- Developer: The RedSleeve Project
- OS family: Unix-like (based on RHEL)
- Working state: Current
- Source model: Open source
- Initial release: February 12, 2012; 14 years ago
- Marketing target: Free computing (desktops, servers, workstations)
- Available in: Multilingual
- Update method: Yum (PackageKit)
- Package manager: RPM Package Manager
- Supported platforms: ARM
- Kernel type: Monolithic (Linux)
- Default user interface: GNOME and KDE (user-selectable)
- License: GNU GPL and others.
- Official website: RedSleeve.org

= RedSleeve =

RedSleeve is a free operating system distribution based on the Linux kernel. It is derived from the Red Hat Enterprise Linux (RHEL) distribution, ported to the ARM architecture.

RedSleeve is derived from the free and open-source software made available by Red Hat, Inc., but is not produced, maintained or supported by Red Hat. Specifically, this product is built from the source code for Red Hat Enterprise Linux versions, under the terms and conditions of Red Hat Enterprise Linux's EULA and the GNU General Public License.

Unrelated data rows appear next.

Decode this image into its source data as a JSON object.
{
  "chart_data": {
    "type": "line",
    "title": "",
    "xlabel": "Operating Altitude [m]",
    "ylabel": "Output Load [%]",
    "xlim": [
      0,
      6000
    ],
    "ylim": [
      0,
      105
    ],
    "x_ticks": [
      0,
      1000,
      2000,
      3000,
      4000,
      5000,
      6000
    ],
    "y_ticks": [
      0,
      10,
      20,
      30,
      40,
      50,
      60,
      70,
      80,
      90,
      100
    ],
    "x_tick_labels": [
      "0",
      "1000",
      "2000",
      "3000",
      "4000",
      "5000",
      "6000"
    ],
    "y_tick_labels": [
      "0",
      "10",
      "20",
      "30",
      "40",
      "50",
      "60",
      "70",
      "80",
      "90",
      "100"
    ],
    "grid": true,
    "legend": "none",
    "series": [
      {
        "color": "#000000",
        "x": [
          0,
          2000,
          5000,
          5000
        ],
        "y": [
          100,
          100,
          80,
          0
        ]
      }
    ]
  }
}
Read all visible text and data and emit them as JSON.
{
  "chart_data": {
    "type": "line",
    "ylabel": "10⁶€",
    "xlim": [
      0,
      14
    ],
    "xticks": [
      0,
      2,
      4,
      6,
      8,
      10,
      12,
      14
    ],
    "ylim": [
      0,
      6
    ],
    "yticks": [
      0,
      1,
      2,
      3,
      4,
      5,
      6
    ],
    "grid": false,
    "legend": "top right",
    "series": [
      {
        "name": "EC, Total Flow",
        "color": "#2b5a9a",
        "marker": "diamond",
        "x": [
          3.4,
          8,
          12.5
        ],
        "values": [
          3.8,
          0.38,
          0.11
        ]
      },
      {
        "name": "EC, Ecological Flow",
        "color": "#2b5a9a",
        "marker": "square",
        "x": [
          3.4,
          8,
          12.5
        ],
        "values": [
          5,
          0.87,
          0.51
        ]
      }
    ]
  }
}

The name RedSleeve was chosen because it makes it intuitively obvious what upstream distribution it is derived from, while at the same time implying that it is for the ARM platform (we have sleeves covering our ARMs).

RedSleeve is different from other Red Hat Enterprise Linux derivatives such as CentOS and Scientific Linux in that it is also a port to a new platform (ARM) that is not supported by the upstream distribution.

==History==

The first official Alpha release was made available on February 12, 2012.

== Releases==

| Version | Release date | System | Kernel | Features |
|---|---|---|---|---|
| RedSleeve 7.4–1.1 | March 17, 2013 | Raspberry Pi 2 and 3 | 4.9.80 | SELinux; SSH by default; |
| RedSleeve 7.4–1.0 | November 30, 2017 | Raspberry Pi 2 and 3 | 4.9.65 | SELinux; SSH by default; |
| RedSleeve 7.4–1.0 | November 30, 2017 | Raspberry Pi 0 and 1 | 4.9.65 | SELinux; SSH by default; |
| RedSleeve 7.4–1.0 (New Kernel) | December 1, 2017 | Odroid XU3 and XU4 | 4.9.61 | SELinux; SSH by default; |
| RedSleeve 7.4–1.0 (Old Kernel) | December 1, 2017 | Odroid XU3 and XU4 | 3.10.106 | SELinux; SSH by default; |

===Versioning scheme===

RedSleeve aims to maintain equal versioning with the upstream distribution, both in terms of distribution release numbering and the individual package release numbering. The only exception is with the packages that had to be modified from the upstream release. This is only done to either remove upstream branding as required by the upstream distributions terms and conditions, or to apply additional patches required to make the package build and work on the ARM architecture which at the time of writing the upstream distribution does not support. In such cases, .0 is appended to the package version after the distribution tag.

==Media coverage==

RedSleeve Linux 6 was covered on The Register on May 29, 2012.